I remember hearing an odd story as a teenager about a man that had invented a process to power his vehicle using nothing but water, and I thought that it was the most ridiculous idea that I had ever heard of. Now perhaps that was a prejudice that I had had impressed upon me by a fossil fuel industry that was desperately holding onto its market share for as long as possible. Well it appears that MIT has now developed a solar cell that uses the naturally occurring photosynthetic process that leaves do, to split water into its two naturally occurring components of oxygen and hydrogen. If you think that I'm using that "naturally occurring" phrase a bit much, I assure you that it is with poetic license. Those two gases, one of which is used as a fuel in Hydrogen fuel cells and has been much sought after and studied as a source of energy; occur naturally but not inexpensively. Various methods of releasing those components of water into an easily collectible form have been developed, but until now the fuel needed to produce the product has been more costly than the return on the investment.

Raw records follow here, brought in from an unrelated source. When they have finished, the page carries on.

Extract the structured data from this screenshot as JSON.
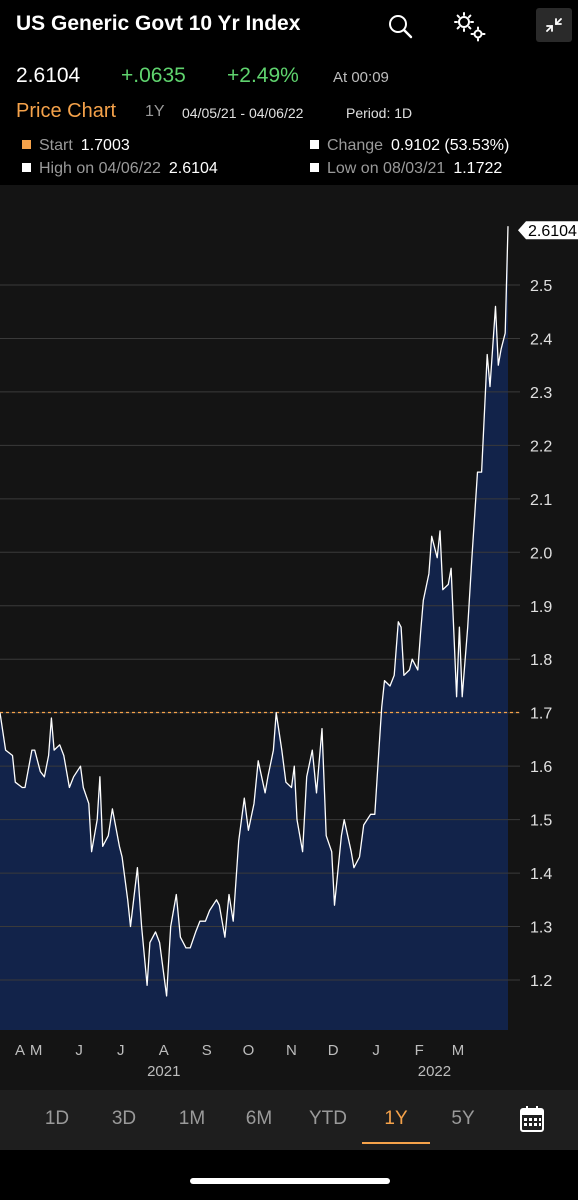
{
  "header": {
    "title": "US Generic Govt 10 Yr Index",
    "icons": [
      "search-icon",
      "settings-icon",
      "collapse-icon"
    ]
  },
  "quote": {
    "last": "2.6104",
    "change": "+.0635",
    "pct_change": "+2.49%",
    "time": "At 00:09"
  },
  "price_chart": {
    "label": "Price Chart",
    "range": "1Y",
    "dates": "04/05/21 - 04/06/22",
    "period": "Period: 1D"
  },
  "stats": {
    "start": {
      "label": "Start",
      "value": "1.7003"
    },
    "change": {
      "label": "Change",
      "value": "0.9102 (53.53%)"
    },
    "high": {
      "label": "High on 04/06/22",
      "value": "2.6104"
    },
    "low": {
      "label": "Low on 08/03/21",
      "value": "1.1722"
    }
  },
  "colors": {
    "accent": "#f5a24a",
    "positive": "#5fd36e",
    "area_fill": "#12234a",
    "line": "#ffffff"
  },
  "range_tabs": [
    "1D",
    "3D",
    "1M",
    "6M",
    "YTD",
    "1Y",
    "5Y"
  ],
  "active_range": "1Y",
  "chart_data": {
    "type": "area",
    "ylim": [
      1.1,
      2.66
    ],
    "y_ticks": [
      "1.2",
      "1.3",
      "1.4",
      "1.5",
      "1.6",
      "1.7",
      "1.8",
      "1.9",
      "2.0",
      "2.1",
      "2.2",
      "2.3",
      "2.4",
      "2.5"
    ],
    "reference_line": 1.7003,
    "last_value_label": "2.6104",
    "x_months": [
      "A",
      "M",
      "J",
      "J",
      "A",
      "S",
      "O",
      "N",
      "D",
      "J",
      "F",
      "M"
    ],
    "x_years": [
      "2021",
      "2022"
    ],
    "x_start": "2021-04-05",
    "x_end": "2022-04-06",
    "grid": true,
    "series": [
      {
        "points": [
          [
            "2021-04-05",
            1.7
          ],
          [
            "2021-04-09",
            1.63
          ],
          [
            "2021-04-14",
            1.62
          ],
          [
            "2021-04-16",
            1.57
          ],
          [
            "2021-04-21",
            1.56
          ],
          [
            "2021-04-23",
            1.56
          ],
          [
            "2021-04-28",
            1.63
          ],
          [
            "2021-04-30",
            1.63
          ],
          [
            "2021-05-04",
            1.59
          ],
          [
            "2021-05-07",
            1.58
          ],
          [
            "2021-05-10",
            1.62
          ],
          [
            "2021-05-12",
            1.69
          ],
          [
            "2021-05-14",
            1.63
          ],
          [
            "2021-05-18",
            1.64
          ],
          [
            "2021-05-21",
            1.62
          ],
          [
            "2021-05-25",
            1.56
          ],
          [
            "2021-05-28",
            1.58
          ],
          [
            "2021-06-02",
            1.6
          ],
          [
            "2021-06-04",
            1.56
          ],
          [
            "2021-06-08",
            1.53
          ],
          [
            "2021-06-10",
            1.44
          ],
          [
            "2021-06-14",
            1.5
          ],
          [
            "2021-06-16",
            1.58
          ],
          [
            "2021-06-18",
            1.45
          ],
          [
            "2021-06-22",
            1.47
          ],
          [
            "2021-06-25",
            1.52
          ],
          [
            "2021-06-30",
            1.45
          ],
          [
            "2021-07-02",
            1.43
          ],
          [
            "2021-07-06",
            1.35
          ],
          [
            "2021-07-08",
            1.3
          ],
          [
            "2021-07-13",
            1.41
          ],
          [
            "2021-07-16",
            1.3
          ],
          [
            "2021-07-20",
            1.19
          ],
          [
            "2021-07-22",
            1.27
          ],
          [
            "2021-07-26",
            1.29
          ],
          [
            "2021-07-29",
            1.27
          ],
          [
            "2021-08-03",
            1.17
          ],
          [
            "2021-08-06",
            1.3
          ],
          [
            "2021-08-10",
            1.36
          ],
          [
            "2021-08-13",
            1.28
          ],
          [
            "2021-08-17",
            1.26
          ],
          [
            "2021-08-20",
            1.26
          ],
          [
            "2021-08-24",
            1.29
          ],
          [
            "2021-08-27",
            1.31
          ],
          [
            "2021-08-31",
            1.31
          ],
          [
            "2021-09-03",
            1.33
          ],
          [
            "2021-09-08",
            1.35
          ],
          [
            "2021-09-10",
            1.34
          ],
          [
            "2021-09-14",
            1.28
          ],
          [
            "2021-09-17",
            1.36
          ],
          [
            "2021-09-20",
            1.31
          ],
          [
            "2021-09-24",
            1.46
          ],
          [
            "2021-09-28",
            1.54
          ],
          [
            "2021-10-01",
            1.48
          ],
          [
            "2021-10-05",
            1.53
          ],
          [
            "2021-10-08",
            1.61
          ],
          [
            "2021-10-13",
            1.55
          ],
          [
            "2021-10-15",
            1.58
          ],
          [
            "2021-10-19",
            1.63
          ],
          [
            "2021-10-21",
            1.7
          ],
          [
            "2021-10-25",
            1.63
          ],
          [
            "2021-10-28",
            1.57
          ],
          [
            "2021-11-01",
            1.56
          ],
          [
            "2021-11-03",
            1.6
          ],
          [
            "2021-11-05",
            1.5
          ],
          [
            "2021-11-09",
            1.44
          ],
          [
            "2021-11-12",
            1.58
          ],
          [
            "2021-11-16",
            1.63
          ],
          [
            "2021-11-19",
            1.55
          ],
          [
            "2021-11-23",
            1.67
          ],
          [
            "2021-11-26",
            1.47
          ],
          [
            "2021-11-30",
            1.44
          ],
          [
            "2021-12-02",
            1.34
          ],
          [
            "2021-12-07",
            1.47
          ],
          [
            "2021-12-09",
            1.5
          ],
          [
            "2021-12-14",
            1.44
          ],
          [
            "2021-12-16",
            1.41
          ],
          [
            "2021-12-20",
            1.43
          ],
          [
            "2021-12-23",
            1.49
          ],
          [
            "2021-12-28",
            1.51
          ],
          [
            "2021-12-31",
            1.51
          ],
          [
            "2022-01-03",
            1.63
          ],
          [
            "2022-01-05",
            1.71
          ],
          [
            "2022-01-07",
            1.76
          ],
          [
            "2022-01-11",
            1.75
          ],
          [
            "2022-01-14",
            1.77
          ],
          [
            "2022-01-17",
            1.87
          ],
          [
            "2022-01-19",
            1.86
          ],
          [
            "2022-01-21",
            1.77
          ],
          [
            "2022-01-25",
            1.78
          ],
          [
            "2022-01-27",
            1.8
          ],
          [
            "2022-01-31",
            1.78
          ],
          [
            "2022-02-02",
            1.85
          ],
          [
            "2022-02-04",
            1.91
          ],
          [
            "2022-02-08",
            1.96
          ],
          [
            "2022-02-10",
            2.03
          ],
          [
            "2022-02-14",
            1.99
          ],
          [
            "2022-02-16",
            2.04
          ],
          [
            "2022-02-18",
            1.93
          ],
          [
            "2022-02-22",
            1.94
          ],
          [
            "2022-02-24",
            1.97
          ],
          [
            "2022-02-28",
            1.73
          ],
          [
            "2022-03-02",
            1.86
          ],
          [
            "2022-03-04",
            1.73
          ],
          [
            "2022-03-08",
            1.86
          ],
          [
            "2022-03-11",
            1.99
          ],
          [
            "2022-03-15",
            2.15
          ],
          [
            "2022-03-18",
            2.15
          ],
          [
            "2022-03-22",
            2.37
          ],
          [
            "2022-03-24",
            2.31
          ],
          [
            "2022-03-28",
            2.46
          ],
          [
            "2022-03-30",
            2.35
          ],
          [
            "2022-04-01",
            2.38
          ],
          [
            "2022-04-04",
            2.41
          ],
          [
            "2022-04-06",
            2.61
          ]
        ]
      }
    ]
  }
}
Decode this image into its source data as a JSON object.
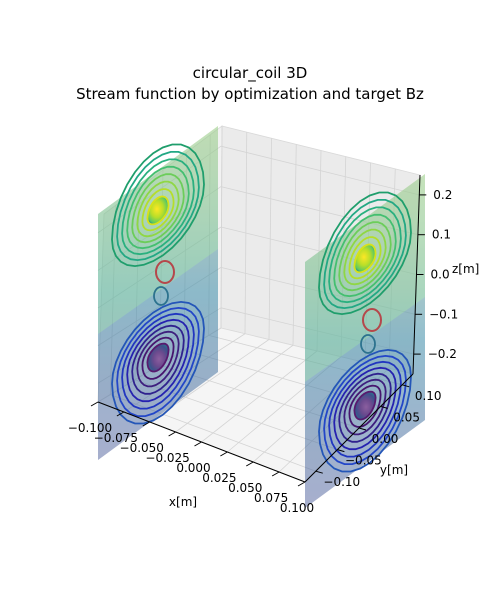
{
  "chart_data": {
    "type": "3d-contour",
    "title": "circular_coil 3D",
    "subtitle": "Stream function by optimization and target Bz",
    "xlabel": "x[m]",
    "ylabel": "y[m]",
    "zlabel": "z[m]",
    "xlim": [
      -0.1,
      0.1
    ],
    "ylim": [
      -0.1,
      0.1
    ],
    "zlim": [
      -0.25,
      0.25
    ],
    "x_ticks": [
      "−0.100",
      "−0.075",
      "−0.050",
      "−0.025",
      "0.000",
      "0.025",
      "0.050",
      "0.075",
      "0.100"
    ],
    "y_ticks": [
      "−0.10",
      "−0.05",
      "0.00",
      "0.05",
      "0.10"
    ],
    "z_ticks": [
      "−0.2",
      "−0.1",
      "0.0",
      "0.1",
      "0.2"
    ],
    "grid": true,
    "colormap": "viridis",
    "surfaces": [
      {
        "position": "x = -0.1",
        "upper_lobe": "max (yellow)",
        "lower_lobe": "min (purple)"
      },
      {
        "position": "x = 0.1",
        "upper_lobe": "max (yellow)",
        "lower_lobe": "min (purple)"
      }
    ],
    "colors": {
      "high": "#fde725",
      "mid": "#21918c",
      "low": "#440154",
      "contour_red": "#b5474b"
    }
  }
}
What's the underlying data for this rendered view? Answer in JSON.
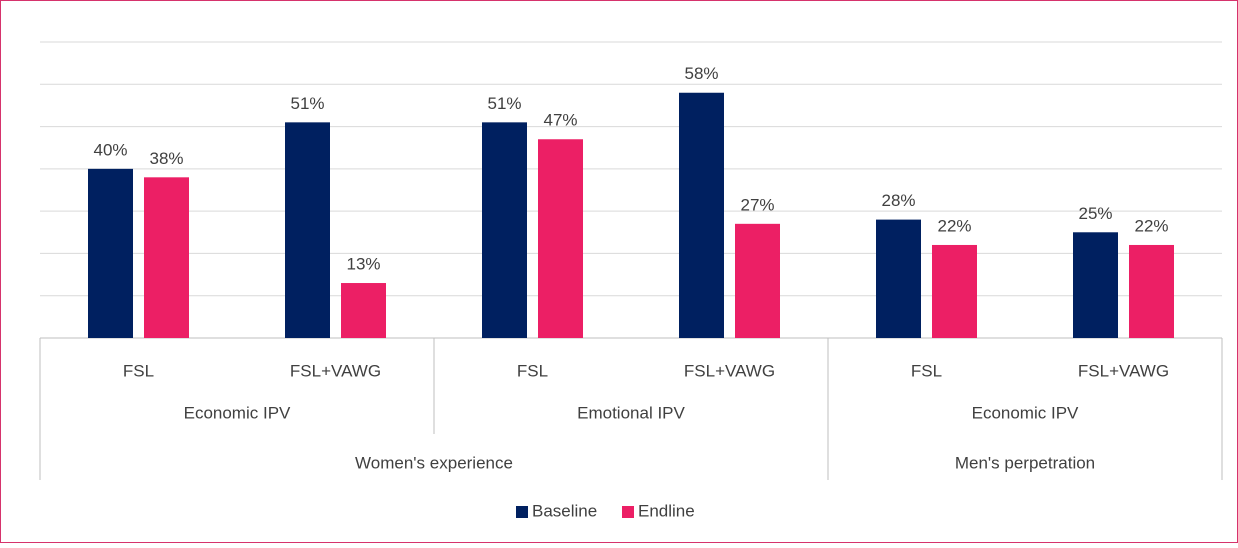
{
  "chart_data": {
    "type": "bar",
    "category_groups": [
      {
        "name": "Women's experience",
        "groups": [
          {
            "name": "Economic IPV",
            "categories": [
              "FSL",
              "FSL+VAWG"
            ]
          },
          {
            "name": "Emotional IPV",
            "categories": [
              "FSL",
              "FSL+VAWG"
            ]
          }
        ]
      },
      {
        "name": "Men's perpetration",
        "groups": [
          {
            "name": "Economic IPV",
            "categories": [
              "FSL",
              "FSL+VAWG"
            ]
          }
        ]
      }
    ],
    "series": [
      {
        "name": "Baseline",
        "color": "#002060",
        "values": [
          40,
          51,
          51,
          58,
          28,
          25
        ],
        "value_labels": [
          "40%",
          "51%",
          "51%",
          "58%",
          "28%",
          "25%"
        ]
      },
      {
        "name": "Endline",
        "color": "#EC1F65",
        "values": [
          38,
          13,
          47,
          27,
          22,
          22
        ],
        "value_labels": [
          "38%",
          "13%",
          "47%",
          "27%",
          "22%",
          "22%"
        ]
      }
    ],
    "ylim": [
      0,
      70
    ],
    "yticks": [
      0,
      10,
      20,
      30,
      40,
      50,
      60,
      70
    ],
    "grid": true,
    "legend": "bottom"
  }
}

Now with the advent of the manufacturing process that uses the passive power of the sun, free; we have a system of manufacturing this greatly desired fuel for pennies; and the ROI is extremely high. To use a coined phrase, I'm gelling. I'm running in the Boston marathon next year and I'm going to drive out of Massachusetts with my first tank of Solar Cell produced Hydrogen Fuel and I'll be counting the minutes that it takes me to give those hydrogens back the the environment in which they naturally occur.